Evolving Loss Functions for Specific Image Augmentation Techniques
Brandon Morgan, Dean Hougen
TL;DR
The paper investigates how loss-function performance varies with different image augmentations and demonstrates that augmentation-aware NLFS can yield improvements over cross-entropy. By leveraging five augmentation techniques and regularized evolution, the authors discover augmentation-specific losses, transfer them to larger models, and validate them on CIFAR and fine-tuning datasets. The standout result is the inverse bessel logarithm loss (A2), which consistently outperforms CE across many experiments and datasets, highlighting the importance of loss design aligned with data augmentation.

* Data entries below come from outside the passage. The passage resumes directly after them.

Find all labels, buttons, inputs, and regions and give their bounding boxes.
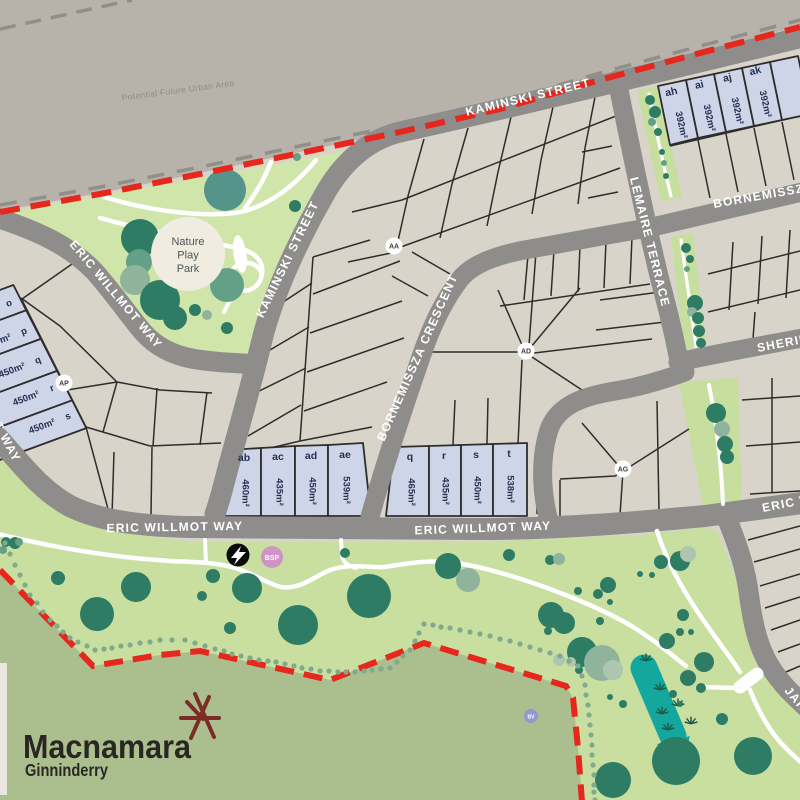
svg-text:Nature: Nature xyxy=(171,236,204,248)
svg-text:ae: ae xyxy=(339,449,351,461)
svg-text:AA: AA xyxy=(389,244,399,251)
svg-text:BV: BV xyxy=(528,715,536,721)
svg-text:450m²: 450m² xyxy=(306,477,317,504)
svg-text:t: t xyxy=(507,448,511,460)
svg-text:s: s xyxy=(473,449,479,461)
svg-text:ab: ab xyxy=(238,452,250,464)
svg-text:539m²: 539m² xyxy=(340,476,351,503)
svg-text:435m²: 435m² xyxy=(273,478,284,505)
svg-text:435m²: 435m² xyxy=(439,477,450,504)
svg-text:ac: ac xyxy=(272,451,284,463)
svg-text:AP: AP xyxy=(59,381,69,388)
svg-text:Play: Play xyxy=(177,250,199,262)
svg-text:460m²: 460m² xyxy=(239,479,250,506)
svg-text:ad: ad xyxy=(305,450,317,462)
svg-text:AD: AD xyxy=(521,349,531,356)
svg-text:r: r xyxy=(442,450,446,462)
svg-text:Park: Park xyxy=(177,263,200,275)
svg-text:Ginninderry: Ginninderry xyxy=(25,760,108,780)
svg-text:AG: AG xyxy=(618,467,629,474)
svg-text:ERIC WILLMOT WAY: ERIC WILLMOT WAY xyxy=(106,519,243,535)
svg-text:q: q xyxy=(407,451,413,463)
svg-text:450m²: 450m² xyxy=(471,476,482,503)
svg-text:BSP: BSP xyxy=(265,555,280,562)
svg-text:465m²: 465m² xyxy=(405,478,416,505)
svg-text:538m²: 538m² xyxy=(504,475,515,502)
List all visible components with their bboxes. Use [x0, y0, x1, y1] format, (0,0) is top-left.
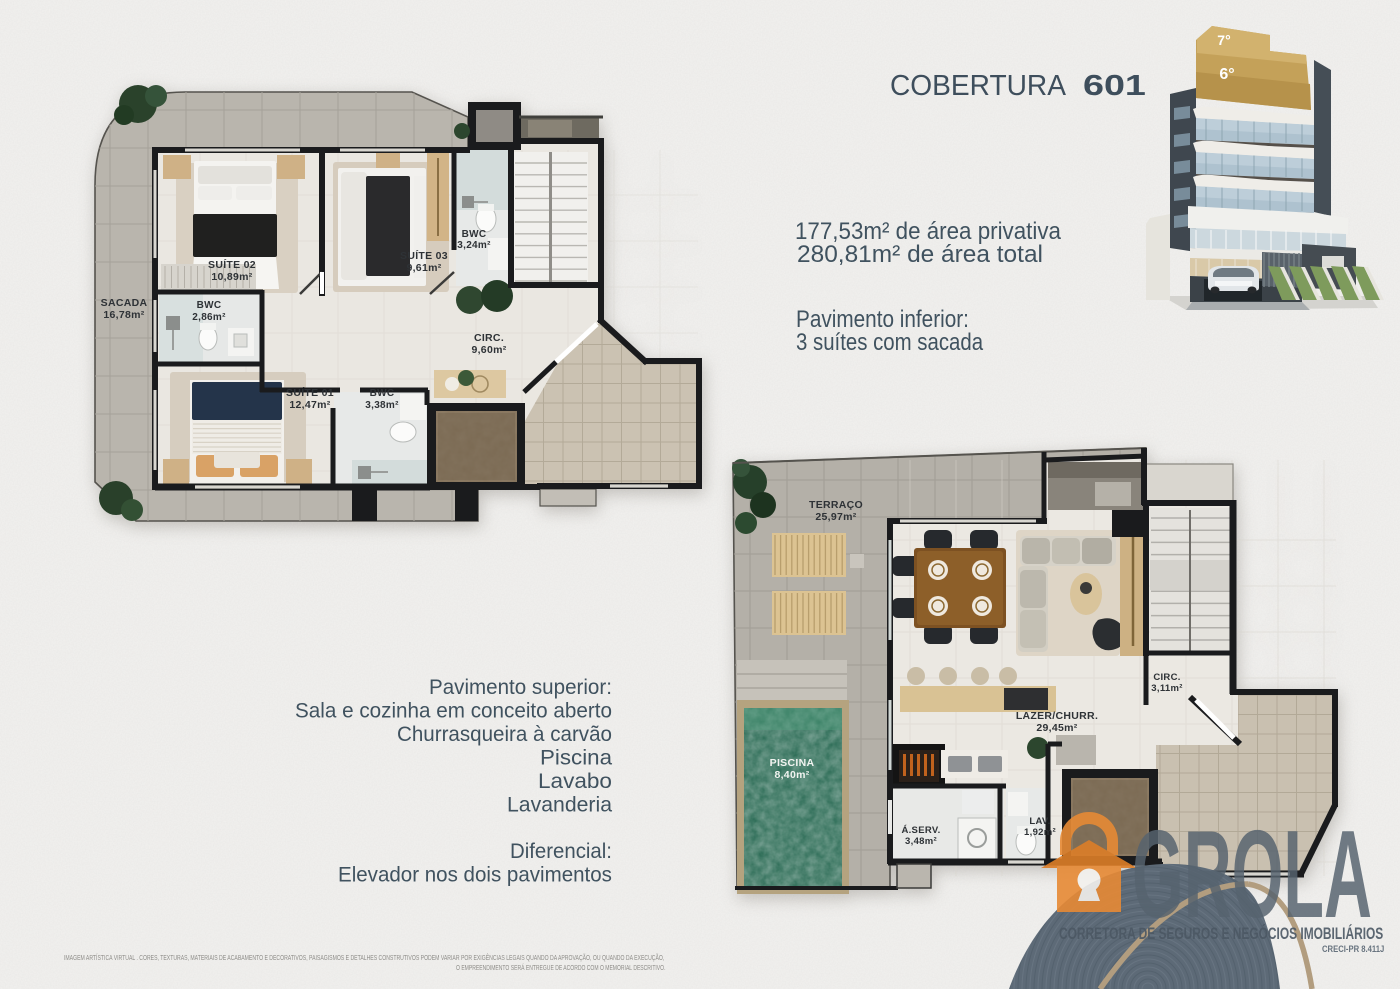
- svg-text:Lavanderia: Lavanderia: [507, 794, 612, 817]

Overall, the work emphasizes augmentation-aware loss discovery as a viable path to improved generalization and provides a public codebase for reproducible NLFS under diverse augmentation regimes.
Abstract
Previous work in Neural Loss Function Search (NLFS) has shown a lack of correlation between smaller surrogate functions and large convolutional neural networks with massive regularization. We expand upon this research by revealing another disparity that exists, correlation between different types of image augmentation techniques. We show that different loss functions can perform well on certain image augmentation techniques, while performing poorly on others. We exploit this disparity by performing an evolutionary search on five types of image augmentation techniques in the hopes of finding image augmentation specific loss functions. The best loss functions from each evolution were then taken and transferred to WideResNet-28-10 on CIFAR-10 and CIFAR-100 across each of the five image augmentation techniques. The best from that were then taken and evaluated by fine-tuning EfficientNetV2Small on the CARS, Oxford-Flowers, and Caltech datasets across each of the five image augmentation techniques. Multiple loss functions were found that outperformed cross-entropy across multiple experiments. In the end, we found a single loss function, which we called the inverse bessel logarithm loss, that was able to outperform cross-entropy across the majority of experiments.